MDMX regulates p53 domain interaction and DNA binding. (A) p53-Cluc was preincubated with ZF-Nluc and ZPBS oligonucleotide to assemble active complexes in the presence of GST, GST-RPA-1–121, and GST-MDMX-1–120. Competitor oligonucleotide was added (0 min), and luciferase activity was detected at indicated time points. (B) MDMX disrupts p53 NT–DBD interaction. p53c1 was coexpressed with MDMX-1–200 and MDMX-1–490 in H1299 cells. p53c1 (and the associated MDMX) was immobilized on M2 beads, cleaved with protease for 40 min, and analyzed for NT–DBD interaction by Western blot detection of a released 91–393 fragment. Sup, supernatant. (C) U2OS cells stably infected with lentivirus expressing doxycycline-inducible MDMX were induced and treated with γ-radiation for 4 h. Expression of p53 pathway markers was determined by Western blot. IR, ionizing radiation. (D) U2OS cells expressing doxycycline-inducible MDMX were treated with doxycycline for 24 h and irradiated with 10 Gy IR. p53 binding to specific promoters (average of p21, MDM2, Fas1, and PUMA) and repetitive sequences (average of LINE1, Alu, and α-satellite) was analyzed by ChIP 4 h after irradiation.
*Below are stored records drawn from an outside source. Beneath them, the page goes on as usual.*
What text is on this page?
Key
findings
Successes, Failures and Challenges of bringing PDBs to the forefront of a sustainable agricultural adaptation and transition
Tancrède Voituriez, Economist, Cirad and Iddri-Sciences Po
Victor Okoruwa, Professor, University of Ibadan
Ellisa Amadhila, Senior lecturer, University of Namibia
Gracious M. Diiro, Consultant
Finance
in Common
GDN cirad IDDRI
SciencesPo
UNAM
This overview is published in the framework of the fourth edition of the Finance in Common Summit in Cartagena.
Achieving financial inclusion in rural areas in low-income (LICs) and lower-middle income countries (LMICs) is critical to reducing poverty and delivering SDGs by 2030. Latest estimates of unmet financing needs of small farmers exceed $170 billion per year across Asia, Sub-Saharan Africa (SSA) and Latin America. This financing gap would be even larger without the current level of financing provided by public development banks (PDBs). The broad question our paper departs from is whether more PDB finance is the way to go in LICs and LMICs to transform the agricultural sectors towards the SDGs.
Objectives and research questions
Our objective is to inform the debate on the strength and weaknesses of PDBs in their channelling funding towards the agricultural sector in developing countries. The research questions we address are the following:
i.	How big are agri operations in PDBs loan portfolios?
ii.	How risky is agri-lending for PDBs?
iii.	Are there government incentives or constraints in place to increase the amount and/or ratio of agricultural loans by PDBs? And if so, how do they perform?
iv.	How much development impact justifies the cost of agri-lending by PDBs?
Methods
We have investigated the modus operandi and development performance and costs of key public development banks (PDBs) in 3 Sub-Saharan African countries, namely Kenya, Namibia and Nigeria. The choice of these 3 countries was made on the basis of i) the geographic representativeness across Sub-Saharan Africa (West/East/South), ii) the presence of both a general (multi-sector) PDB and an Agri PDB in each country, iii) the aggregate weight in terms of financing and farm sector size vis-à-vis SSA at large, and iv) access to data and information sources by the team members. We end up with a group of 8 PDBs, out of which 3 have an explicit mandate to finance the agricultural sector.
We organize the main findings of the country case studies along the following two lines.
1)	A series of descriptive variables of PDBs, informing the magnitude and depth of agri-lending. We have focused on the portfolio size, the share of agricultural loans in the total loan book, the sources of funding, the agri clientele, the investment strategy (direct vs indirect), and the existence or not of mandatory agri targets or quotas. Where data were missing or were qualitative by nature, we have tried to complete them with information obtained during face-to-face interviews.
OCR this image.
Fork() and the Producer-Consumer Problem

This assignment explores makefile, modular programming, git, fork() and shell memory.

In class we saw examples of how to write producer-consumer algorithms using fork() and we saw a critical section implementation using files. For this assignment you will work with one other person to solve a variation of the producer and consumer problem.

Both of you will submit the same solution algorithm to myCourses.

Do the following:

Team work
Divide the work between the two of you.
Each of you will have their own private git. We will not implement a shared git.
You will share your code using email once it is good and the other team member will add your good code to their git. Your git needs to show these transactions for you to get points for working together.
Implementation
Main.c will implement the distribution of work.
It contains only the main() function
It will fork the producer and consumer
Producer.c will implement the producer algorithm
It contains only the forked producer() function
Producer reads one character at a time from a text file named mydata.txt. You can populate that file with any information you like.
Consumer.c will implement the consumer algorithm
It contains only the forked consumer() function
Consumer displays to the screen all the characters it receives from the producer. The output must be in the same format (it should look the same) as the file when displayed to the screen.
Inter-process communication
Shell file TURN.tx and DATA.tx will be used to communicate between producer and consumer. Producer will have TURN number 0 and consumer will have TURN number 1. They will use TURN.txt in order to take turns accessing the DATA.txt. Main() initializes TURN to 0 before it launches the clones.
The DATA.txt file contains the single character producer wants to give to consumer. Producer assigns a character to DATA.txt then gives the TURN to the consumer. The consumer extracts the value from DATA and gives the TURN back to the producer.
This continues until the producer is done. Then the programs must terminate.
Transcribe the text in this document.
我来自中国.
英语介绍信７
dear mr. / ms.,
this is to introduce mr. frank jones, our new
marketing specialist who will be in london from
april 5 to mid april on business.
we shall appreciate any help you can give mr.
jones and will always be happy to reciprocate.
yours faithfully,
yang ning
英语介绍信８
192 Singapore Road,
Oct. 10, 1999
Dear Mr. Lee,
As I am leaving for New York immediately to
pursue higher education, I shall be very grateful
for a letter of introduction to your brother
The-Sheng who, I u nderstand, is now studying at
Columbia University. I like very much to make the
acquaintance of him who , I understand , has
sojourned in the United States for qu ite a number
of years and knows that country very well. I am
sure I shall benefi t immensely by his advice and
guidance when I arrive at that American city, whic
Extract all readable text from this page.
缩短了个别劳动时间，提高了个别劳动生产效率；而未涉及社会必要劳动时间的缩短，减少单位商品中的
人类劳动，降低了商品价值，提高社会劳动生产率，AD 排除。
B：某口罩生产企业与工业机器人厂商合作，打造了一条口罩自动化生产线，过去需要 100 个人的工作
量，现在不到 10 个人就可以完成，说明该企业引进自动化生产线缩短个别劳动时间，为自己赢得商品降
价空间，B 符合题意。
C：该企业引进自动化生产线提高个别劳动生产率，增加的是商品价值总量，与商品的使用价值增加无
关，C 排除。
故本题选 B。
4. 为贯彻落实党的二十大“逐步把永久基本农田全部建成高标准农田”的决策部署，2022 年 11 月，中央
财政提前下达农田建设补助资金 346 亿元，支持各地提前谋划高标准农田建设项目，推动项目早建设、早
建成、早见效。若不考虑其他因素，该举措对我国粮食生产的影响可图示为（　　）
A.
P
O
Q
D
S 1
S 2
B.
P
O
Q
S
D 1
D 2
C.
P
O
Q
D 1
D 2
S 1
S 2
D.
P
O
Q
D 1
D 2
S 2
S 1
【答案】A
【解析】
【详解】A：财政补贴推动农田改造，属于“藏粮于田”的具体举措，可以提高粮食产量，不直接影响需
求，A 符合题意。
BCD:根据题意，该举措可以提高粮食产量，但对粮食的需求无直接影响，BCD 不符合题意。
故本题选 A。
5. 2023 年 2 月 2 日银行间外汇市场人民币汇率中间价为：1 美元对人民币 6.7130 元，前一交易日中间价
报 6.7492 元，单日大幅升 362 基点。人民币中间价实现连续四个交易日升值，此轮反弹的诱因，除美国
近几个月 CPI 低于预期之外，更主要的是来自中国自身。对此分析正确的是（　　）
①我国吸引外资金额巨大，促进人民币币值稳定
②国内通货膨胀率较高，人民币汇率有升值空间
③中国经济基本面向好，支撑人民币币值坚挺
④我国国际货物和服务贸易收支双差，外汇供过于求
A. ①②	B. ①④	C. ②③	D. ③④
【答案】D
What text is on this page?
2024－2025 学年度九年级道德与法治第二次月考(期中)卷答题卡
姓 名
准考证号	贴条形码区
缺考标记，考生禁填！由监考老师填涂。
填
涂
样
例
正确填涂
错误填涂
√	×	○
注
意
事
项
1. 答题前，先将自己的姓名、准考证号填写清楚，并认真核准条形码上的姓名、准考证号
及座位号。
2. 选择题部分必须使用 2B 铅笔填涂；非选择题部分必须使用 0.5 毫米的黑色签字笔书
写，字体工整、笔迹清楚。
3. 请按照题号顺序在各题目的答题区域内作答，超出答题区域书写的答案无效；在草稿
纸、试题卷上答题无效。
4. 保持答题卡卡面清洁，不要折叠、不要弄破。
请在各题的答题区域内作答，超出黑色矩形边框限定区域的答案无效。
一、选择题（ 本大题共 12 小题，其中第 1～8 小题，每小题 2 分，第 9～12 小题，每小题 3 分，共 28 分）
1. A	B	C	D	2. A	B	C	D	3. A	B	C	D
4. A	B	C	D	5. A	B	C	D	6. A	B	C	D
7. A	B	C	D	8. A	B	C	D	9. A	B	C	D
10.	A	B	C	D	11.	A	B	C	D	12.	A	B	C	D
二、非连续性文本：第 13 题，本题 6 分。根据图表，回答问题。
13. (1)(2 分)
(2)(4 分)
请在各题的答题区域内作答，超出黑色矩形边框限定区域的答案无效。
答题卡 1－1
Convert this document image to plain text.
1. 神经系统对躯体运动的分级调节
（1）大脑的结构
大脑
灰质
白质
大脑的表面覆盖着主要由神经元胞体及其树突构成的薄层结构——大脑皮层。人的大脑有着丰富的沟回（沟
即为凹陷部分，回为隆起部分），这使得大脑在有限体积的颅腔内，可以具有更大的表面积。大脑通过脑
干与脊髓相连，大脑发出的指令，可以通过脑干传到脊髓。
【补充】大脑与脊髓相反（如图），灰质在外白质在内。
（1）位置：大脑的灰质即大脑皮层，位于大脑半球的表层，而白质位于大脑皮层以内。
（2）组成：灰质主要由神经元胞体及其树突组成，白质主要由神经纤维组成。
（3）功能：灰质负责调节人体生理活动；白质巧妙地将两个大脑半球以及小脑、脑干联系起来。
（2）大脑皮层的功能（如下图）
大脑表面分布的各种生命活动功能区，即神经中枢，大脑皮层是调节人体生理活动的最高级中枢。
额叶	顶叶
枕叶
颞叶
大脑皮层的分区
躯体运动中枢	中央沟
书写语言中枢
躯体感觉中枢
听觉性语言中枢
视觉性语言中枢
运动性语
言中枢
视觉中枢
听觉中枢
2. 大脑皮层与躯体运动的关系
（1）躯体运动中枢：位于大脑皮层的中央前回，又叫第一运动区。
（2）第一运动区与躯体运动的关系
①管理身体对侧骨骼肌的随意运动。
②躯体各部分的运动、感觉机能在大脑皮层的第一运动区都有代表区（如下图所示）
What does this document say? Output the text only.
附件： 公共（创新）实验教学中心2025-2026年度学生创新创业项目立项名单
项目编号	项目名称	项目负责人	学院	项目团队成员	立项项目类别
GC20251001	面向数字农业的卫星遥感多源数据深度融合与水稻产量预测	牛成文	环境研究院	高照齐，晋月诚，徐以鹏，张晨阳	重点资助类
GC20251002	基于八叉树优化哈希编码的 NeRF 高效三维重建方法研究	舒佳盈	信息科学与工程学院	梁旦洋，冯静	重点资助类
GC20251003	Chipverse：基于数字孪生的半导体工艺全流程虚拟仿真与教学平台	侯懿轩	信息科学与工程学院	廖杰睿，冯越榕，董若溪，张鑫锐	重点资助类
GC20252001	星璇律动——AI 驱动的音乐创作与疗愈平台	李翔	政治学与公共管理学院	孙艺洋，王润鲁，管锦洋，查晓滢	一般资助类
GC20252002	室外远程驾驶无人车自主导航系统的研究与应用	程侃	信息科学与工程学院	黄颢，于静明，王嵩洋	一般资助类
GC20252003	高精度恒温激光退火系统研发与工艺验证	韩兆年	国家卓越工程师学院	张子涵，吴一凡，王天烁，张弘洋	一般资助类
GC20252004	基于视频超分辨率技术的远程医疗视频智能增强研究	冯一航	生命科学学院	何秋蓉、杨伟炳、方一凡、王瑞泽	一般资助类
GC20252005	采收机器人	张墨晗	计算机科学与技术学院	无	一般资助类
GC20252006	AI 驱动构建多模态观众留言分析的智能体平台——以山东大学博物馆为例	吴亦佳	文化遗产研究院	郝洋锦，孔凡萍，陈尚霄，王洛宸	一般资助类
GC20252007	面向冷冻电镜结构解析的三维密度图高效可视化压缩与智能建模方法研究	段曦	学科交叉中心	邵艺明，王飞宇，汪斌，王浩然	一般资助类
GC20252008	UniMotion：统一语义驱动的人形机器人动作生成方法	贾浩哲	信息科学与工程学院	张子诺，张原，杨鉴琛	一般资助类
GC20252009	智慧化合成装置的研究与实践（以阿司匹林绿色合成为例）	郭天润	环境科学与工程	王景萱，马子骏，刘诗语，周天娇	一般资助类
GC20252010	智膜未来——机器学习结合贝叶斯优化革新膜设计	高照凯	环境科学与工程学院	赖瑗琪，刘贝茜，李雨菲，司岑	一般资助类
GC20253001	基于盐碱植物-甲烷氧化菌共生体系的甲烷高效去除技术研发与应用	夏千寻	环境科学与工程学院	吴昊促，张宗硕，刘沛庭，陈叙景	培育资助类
The occupancy by p53 in untreated cells was arbitrarily set as onefold. Con, control. *P < 0.05.

Fig. 7.

Intramolecular interaction between TAD2 and the DBD. (A) Overlay of ¹H-¹⁵N HSQC spectra for the apo (blue) and DNA-bound (red) ND. (B) Expanded view showing most of the disordered TAD1/2 resonances. (C) TAD2 and PRR residues with the largest chemical shift changes. (D) Plot of the average amide ¹H and ¹⁵N chemical shift changes for TAD1/2 and PRR residues in the apo vs. DNA-bound ND. The gray line marks the digital resolution of the HSQC experiment. (E) Intensity ratios for TAD1/2 and PRR residues calculated as DNA-bound divided by the apo ND. The gray line shows the expected intensity ratio if there is no interaction. (F) Transverse R2s of TAD1/2 and PRR residues in the ND (blue) and the NT (1–89, black).

Fig. 8.

TAD1/2 induces chemical shifts in the DBD. (A) Overlay of ¹H-¹⁵N HSQC spectra for the apo DBD (green) and ND (blue). (B) Plot of the average amide ¹H and ¹⁵N chemical shift changes for apo DBD and ND residues. Residues that contact DNA are indicated with red triangles, and red arrows show the positions of hotspot mutations. (C) Residues with the largest chemical shifts mapped onto the DBD tetramer (gray) bound to DNA (transparent cyan) (Protein Data Bank ID code 4hje).